Organizational structure brings us to the issue of accountability. The people who support elected sheriffs always trumpet the importance of having a law enforcement official who is "directly accountable" to the people of the community. Fitzgerald has proved this argument incorrect. Clearly, he had no sense of accountability to the people of the county. Those people have been demanding his resignation for weeks. Over 500 signed an on-line petition. There have been several demonstrations and many calls, emails and blog posts. Fitzgerald's only response was to say that he was "humbled". This man seemed to see the sheriff's office as his own private kingdom. His power was absolute and no one could challenge him, inside or outside of his office.
So who got Fitzgerald to resign? Elected officials, notably County Councilman Calvin Ball. Governor Hogan issued a statement condemning Fitzgerald minutes before he resigned--presumably that statement was made privately before it was made in public. So if the real structure of accountability for the sheriff's office is the County Council, why not change the County charter to make sheriff an appointed position? The governor will be appointing a new sheriff to serve out the remaining two years of Fitzgerald's term. I will be interesting to watch what happens. Maybe accountability--and transparency--will actually improve.
I am hardly an expert in the area of law enforcement agencies, but it took only a couple of Google searches to realize that Howard County is not the only place where sheriffs are controversial and combative figures. Sheriff Joe Arpaio in Maricopa County, Arizona is the most notorious example. Milwaukee County's Sheriff David Clarke has made a name for himself through frequent Twitter tirades. But there are lots of smaller stories. Check out this story from Portsmouth, Virginia where the sheriff has pursued a vendetta against the mayor all year.

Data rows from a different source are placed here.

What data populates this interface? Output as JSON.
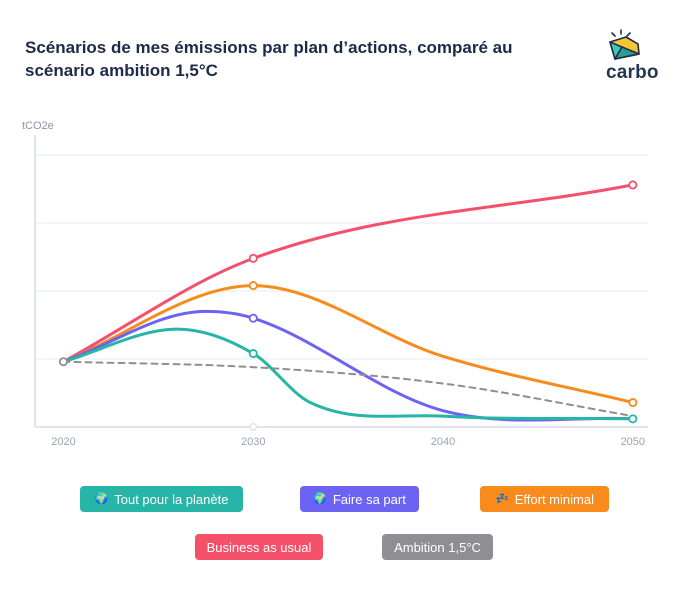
{
  "header": {
    "title_line1": "Scénarios de mes émissions par plan d’actions, comparé au",
    "title_line2": "scénario ambition 1,5°C",
    "brand": "carbo"
  },
  "legend": [
    {
      "label": "Tout pour la planète",
      "color": "#26b5a6",
      "icon": "earth-globe-icon"
    },
    {
      "label": "Faire sa part",
      "color": "#6c63f2",
      "icon": "earth-globe-icon"
    },
    {
      "label": "Effort minimal",
      "color": "#f98a1c",
      "icon": "sleeping-emoji-icon"
    },
    {
      "label": "Business as usual",
      "color": "#f5506a",
      "icon": ""
    },
    {
      "label": "Ambition 1,5°C",
      "color": "#8e8e93",
      "icon": ""
    }
  ],
  "chart_data": {
    "type": "line",
    "ylabel": "tCO2e",
    "x_ticks": [
      "2020",
      "2030",
      "2040",
      "2050"
    ],
    "xlim": [
      2018.5,
      2050.8
    ],
    "y_ticks_labeled": false,
    "ylim": [
      0,
      100
    ],
    "grid": true,
    "series": [
      {
        "name": "Business as usual",
        "color": "#f5506a",
        "dashed": false,
        "points": [
          [
            2020,
            24
          ],
          [
            2030,
            62
          ],
          [
            2050,
            89
          ]
        ],
        "markers": [
          2030,
          2050
        ]
      },
      {
        "name": "Effort minimal",
        "color": "#f98a1c",
        "dashed": false,
        "points": [
          [
            2020,
            24
          ],
          [
            2030,
            52
          ],
          [
            2040,
            26
          ],
          [
            2050,
            9
          ]
        ],
        "markers": [
          2030,
          2050
        ]
      },
      {
        "name": "Faire sa part",
        "color": "#6c63f2",
        "dashed": false,
        "points": [
          [
            2020,
            24
          ],
          [
            2027.5,
            42.5
          ],
          [
            2030,
            40
          ],
          [
            2040,
            6
          ],
          [
            2050,
            3
          ]
        ],
        "markers": [
          2030
        ]
      },
      {
        "name": "Tout pour la planète",
        "color": "#26b5a6",
        "dashed": false,
        "points": [
          [
            2020,
            24
          ],
          [
            2026,
            36
          ],
          [
            2030,
            27
          ],
          [
            2033,
            9
          ],
          [
            2040,
            4
          ],
          [
            2050,
            3
          ]
        ],
        "markers": [
          2030,
          2050
        ]
      },
      {
        "name": "Ambition 1,5°C",
        "color": "#8e8e93",
        "dashed": true,
        "points": [
          [
            2020,
            24
          ],
          [
            2030,
            22
          ],
          [
            2040,
            16
          ],
          [
            2050,
            4
          ]
        ],
        "markers": []
      }
    ]
  }
}
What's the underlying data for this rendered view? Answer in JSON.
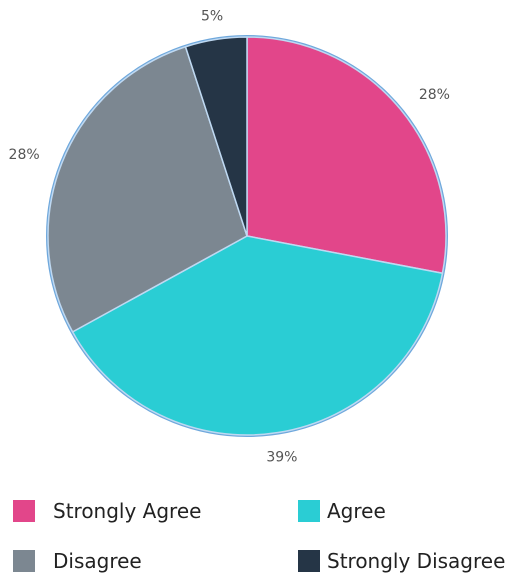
{
  "chart_data": {
    "type": "pie",
    "categories": [
      "Strongly Agree",
      "Agree",
      "Disagree",
      "Strongly Disagree"
    ],
    "values": [
      28,
      39,
      28,
      5
    ],
    "data_labels": [
      "28%",
      "39%",
      "28%",
      "5%"
    ],
    "colors": [
      "#E2468A",
      "#2ACDD4",
      "#7C8791",
      "#253546"
    ],
    "title": "",
    "legend_position": "bottom",
    "start_angle": "top, clockwise"
  },
  "legend": {
    "items": [
      {
        "label": "Strongly Agree",
        "color": "#E2468A"
      },
      {
        "label": "Agree",
        "color": "#2ACDD4"
      },
      {
        "label": "Disagree",
        "color": "#7C8791"
      },
      {
        "label": "Strongly Disagree",
        "color": "#253546"
      }
    ]
  }
}
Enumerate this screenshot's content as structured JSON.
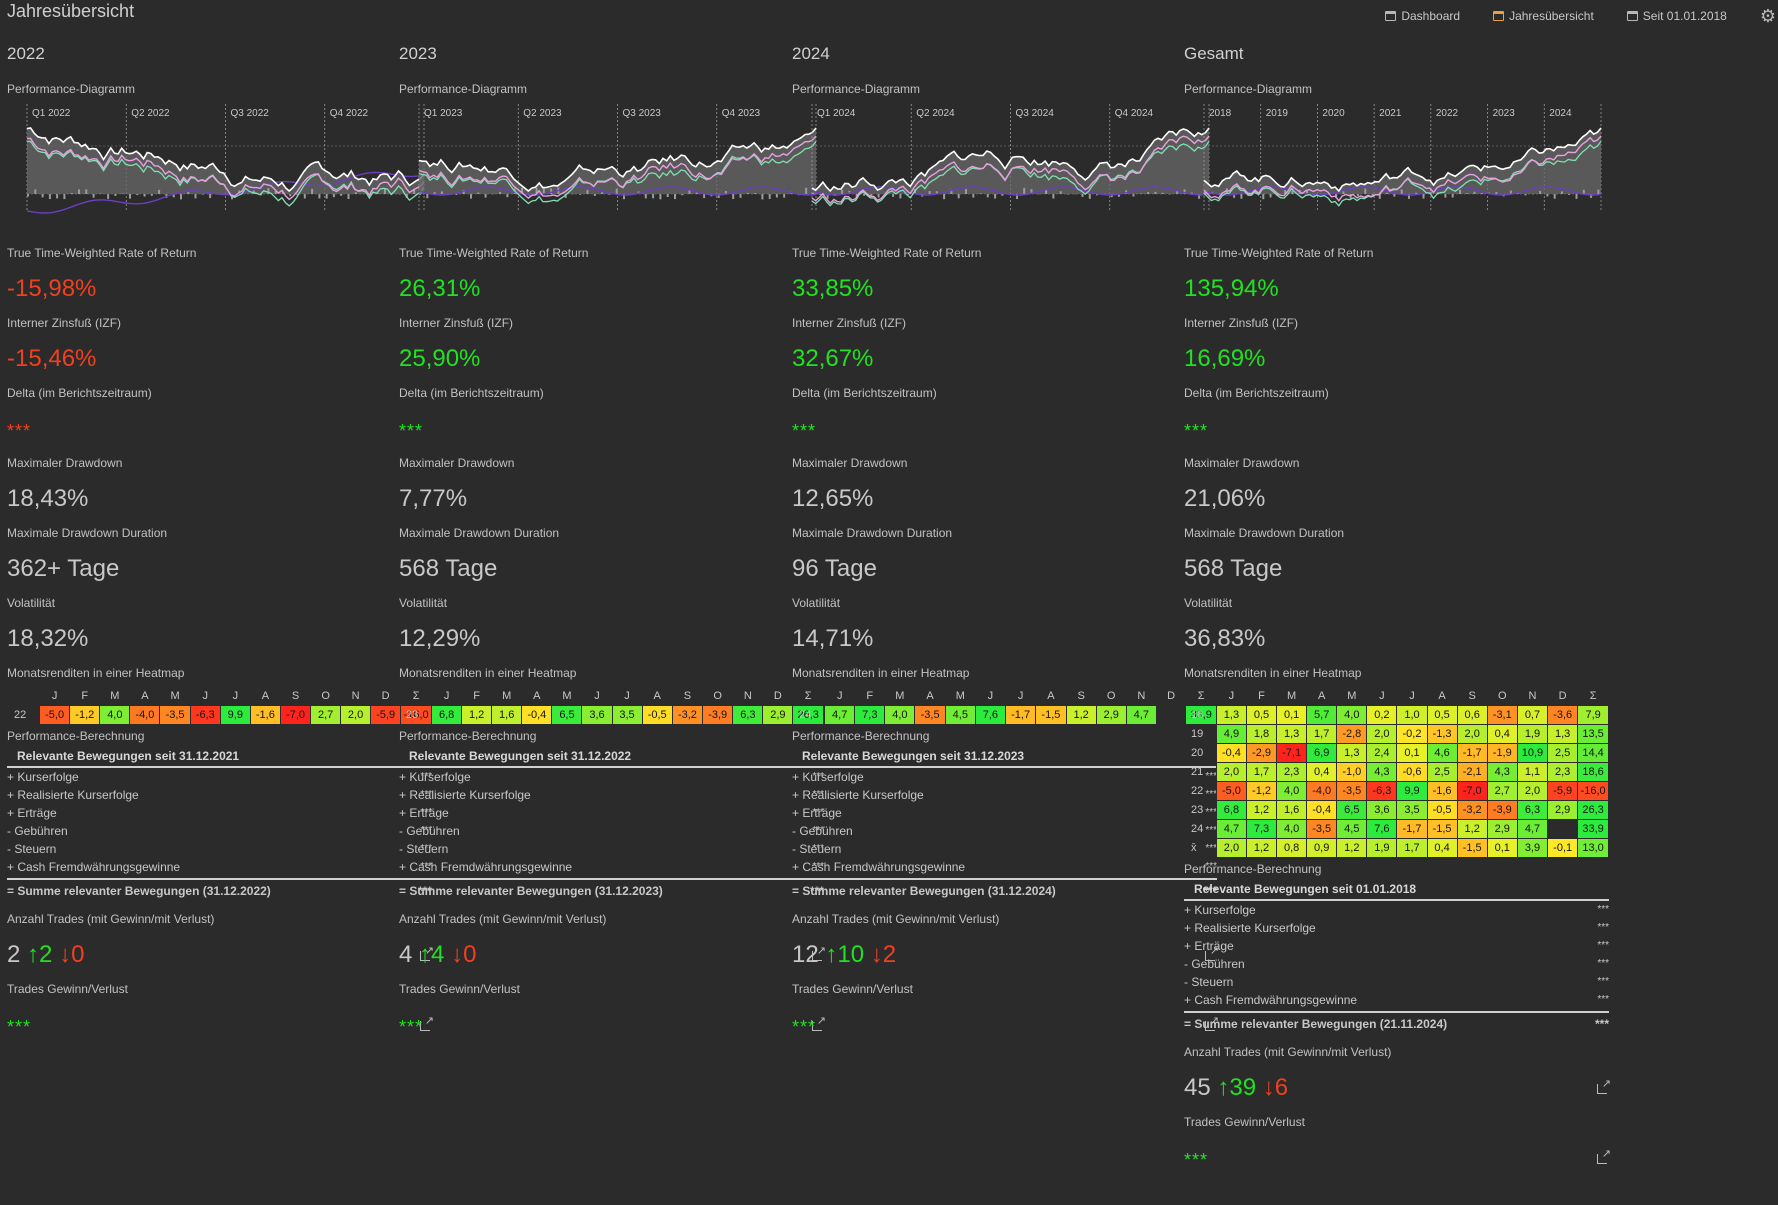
{
  "title": "Jahresübersicht",
  "nav": [
    {
      "label": "Dashboard",
      "icon": "calendar-icon",
      "active": false
    },
    {
      "label": "Jahresübersicht",
      "icon": "calendar-icon",
      "active": true
    },
    {
      "label": "Seit 01.01.2018",
      "icon": "calendar-icon",
      "active": false
    }
  ],
  "labels": {
    "performance_chart": "Performance-Diagramm",
    "ttwror": "True Time-Weighted Rate of Return",
    "izf": "Interner Zinsfuß (IZF)",
    "delta": "Delta (im Berichtszeitraum)",
    "mdd": "Maximaler Drawdown",
    "mdd_duration": "Maximale Drawdown Duration",
    "volatility": "Volatilität",
    "heatmap": "Monatsrenditen in einer Heatmap",
    "calc": "Performance-Berechnung",
    "trades": "Anzahl Trades (mit Gewinn/mit Verlust)",
    "trades_pl": "Trades Gewinn/Verlust",
    "calc_rows": [
      "+ Kurserfolge",
      "+ Realisierte Kurserfolge",
      "+ Erträge",
      "-  Gebühren",
      "-  Steuern",
      "+ Cash Fremdwährungsgewinne"
    ],
    "hidden": "***",
    "months": [
      "J",
      "F",
      "M",
      "A",
      "M",
      "J",
      "J",
      "A",
      "S",
      "O",
      "N",
      "D",
      "Σ"
    ]
  },
  "columns": [
    {
      "title": "2022",
      "chart": {
        "quarters": [
          "Q1 2022",
          "Q2 2022",
          "Q3 2022",
          "Q4 2022"
        ]
      },
      "ttwror": "-15,98%",
      "ttwror_sign": "neg",
      "izf": "-15,46%",
      "izf_sign": "neg",
      "delta": "***",
      "delta_sign": "neg",
      "mdd": "18,43%",
      "mdd_duration": "362+ Tage",
      "volatility": "18,32%",
      "heatmap": [
        {
          "row": "22",
          "values": [
            "-5,0",
            "-1,2",
            "4,0",
            "-4,0",
            "-3,5",
            "-6,3",
            "9,9",
            "-1,6",
            "-7,0",
            "2,7",
            "2,0",
            "-5,9",
            "-16,0"
          ]
        }
      ],
      "calc_head": "Relevante Bewegungen seit 31.12.2021",
      "calc_sum": "= Summe relevanter Bewegungen (31.12.2022)",
      "trades_total": "2",
      "trades_win": "↑2",
      "trades_loss": "↓0",
      "trades_pl": "***"
    },
    {
      "title": "2023",
      "chart": {
        "quarters": [
          "Q1 2023",
          "Q2 2023",
          "Q3 2023",
          "Q4 2023"
        ]
      },
      "ttwror": "26,31%",
      "ttwror_sign": "pos",
      "izf": "25,90%",
      "izf_sign": "pos",
      "delta": "***",
      "delta_sign": "pos",
      "mdd": "7,77%",
      "mdd_duration": "568 Tage",
      "volatility": "12,29%",
      "heatmap": [
        {
          "row": "23",
          "values": [
            "6,8",
            "1,2",
            "1,6",
            "-0,4",
            "6,5",
            "3,6",
            "3,5",
            "-0,5",
            "-3,2",
            "-3,9",
            "6,3",
            "2,9",
            "26,3"
          ]
        }
      ],
      "calc_head": "Relevante Bewegungen seit 31.12.2022",
      "calc_sum": "= Summe relevanter Bewegungen (31.12.2023)",
      "trades_total": "4",
      "trades_win": "↑4",
      "trades_loss": "↓0",
      "trades_pl": "***"
    },
    {
      "title": "2024",
      "chart": {
        "quarters": [
          "Q1 2024",
          "Q2 2024",
          "Q3 2024",
          "Q4 2024"
        ]
      },
      "ttwror": "33,85%",
      "ttwror_sign": "pos",
      "izf": "32,67%",
      "izf_sign": "pos",
      "delta": "***",
      "delta_sign": "pos",
      "mdd": "12,65%",
      "mdd_duration": "96 Tage",
      "volatility": "14,71%",
      "heatmap": [
        {
          "row": "24",
          "values": [
            "4,7",
            "7,3",
            "4,0",
            "-3,5",
            "4,5",
            "7,6",
            "-1,7",
            "-1,5",
            "1,2",
            "2,9",
            "4,7",
            "",
            "33,9"
          ]
        }
      ],
      "calc_head": "Relevante Bewegungen seit 31.12.2023",
      "calc_sum": "= Summe relevanter Bewegungen (31.12.2024)",
      "trades_total": "12",
      "trades_win": "↑10",
      "trades_loss": "↓2",
      "trades_pl": "***"
    },
    {
      "title": "Gesamt",
      "chart": {
        "quarters": [
          "2018",
          "2019",
          "2020",
          "2021",
          "2022",
          "2023",
          "2024"
        ]
      },
      "ttwror": "135,94%",
      "ttwror_sign": "pos",
      "izf": "16,69%",
      "izf_sign": "pos",
      "delta": "***",
      "delta_sign": "pos",
      "mdd": "21,06%",
      "mdd_duration": "568 Tage",
      "volatility": "36,83%",
      "heatmap": [
        {
          "row": "18",
          "values": [
            "1,3",
            "0,5",
            "0,1",
            "5,7",
            "4,0",
            "0,2",
            "1,0",
            "0,5",
            "0,6",
            "-3,1",
            "0,7",
            "-3,6",
            "7,9"
          ]
        },
        {
          "row": "19",
          "values": [
            "4,9",
            "1,8",
            "1,3",
            "1,7",
            "-2,8",
            "2,0",
            "-0,2",
            "-1,3",
            "2,0",
            "0,4",
            "1,9",
            "1,3",
            "13,5"
          ]
        },
        {
          "row": "20",
          "values": [
            "-0,4",
            "-2,9",
            "-7,1",
            "6,9",
            "1,3",
            "2,4",
            "0,1",
            "4,6",
            "-1,7",
            "-1,9",
            "10,9",
            "2,5",
            "14,4"
          ]
        },
        {
          "row": "21",
          "values": [
            "2,0",
            "1,7",
            "2,3",
            "0,4",
            "-1,0",
            "4,3",
            "-0,6",
            "2,5",
            "-2,1",
            "4,3",
            "1,1",
            "2,3",
            "18,6"
          ]
        },
        {
          "row": "22",
          "values": [
            "-5,0",
            "-1,2",
            "4,0",
            "-4,0",
            "-3,5",
            "-6,3",
            "9,9",
            "-1,6",
            "-7,0",
            "2,7",
            "2,0",
            "-5,9",
            "-16,0"
          ]
        },
        {
          "row": "23",
          "values": [
            "6,8",
            "1,2",
            "1,6",
            "-0,4",
            "6,5",
            "3,6",
            "3,5",
            "-0,5",
            "-3,2",
            "-3,9",
            "6,3",
            "2,9",
            "26,3"
          ]
        },
        {
          "row": "24",
          "values": [
            "4,7",
            "7,3",
            "4,0",
            "-3,5",
            "4,5",
            "7,6",
            "-1,7",
            "-1,5",
            "1,2",
            "2,9",
            "4,7",
            "",
            "33,9"
          ]
        },
        {
          "row": "x̄",
          "values": [
            "2,0",
            "1,2",
            "0,8",
            "0,9",
            "1,2",
            "1,9",
            "1,7",
            "0,4",
            "-1,5",
            "0,1",
            "3,9",
            "-0,1",
            "13,0"
          ]
        }
      ],
      "calc_head": "Relevante Bewegungen seit 01.01.2018",
      "calc_sum": "= Summe relevanter Bewegungen (21.11.2024)",
      "trades_total": "45",
      "trades_win": "↑39",
      "trades_loss": "↓6",
      "trades_pl": "***"
    }
  ]
}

Or listen to what Maryland's Wicomico County sheriff, Mike Lewis, had to say about the shooting death of police officers in Dallas this past July.
When there are so many examples of office holders who use their position to spout off, antagonizing large portions of the community they were elected to serve, or to harass citizens or political rivals, the issue is not just the person--it is the position. Law enforcement officers need clear structures that guarantee accountability and responsibility. Howard County's experience adds to the evidence that law enforcement agencies work best when, like police departments, they are accountable to some people in particular, not just to "the people" in general.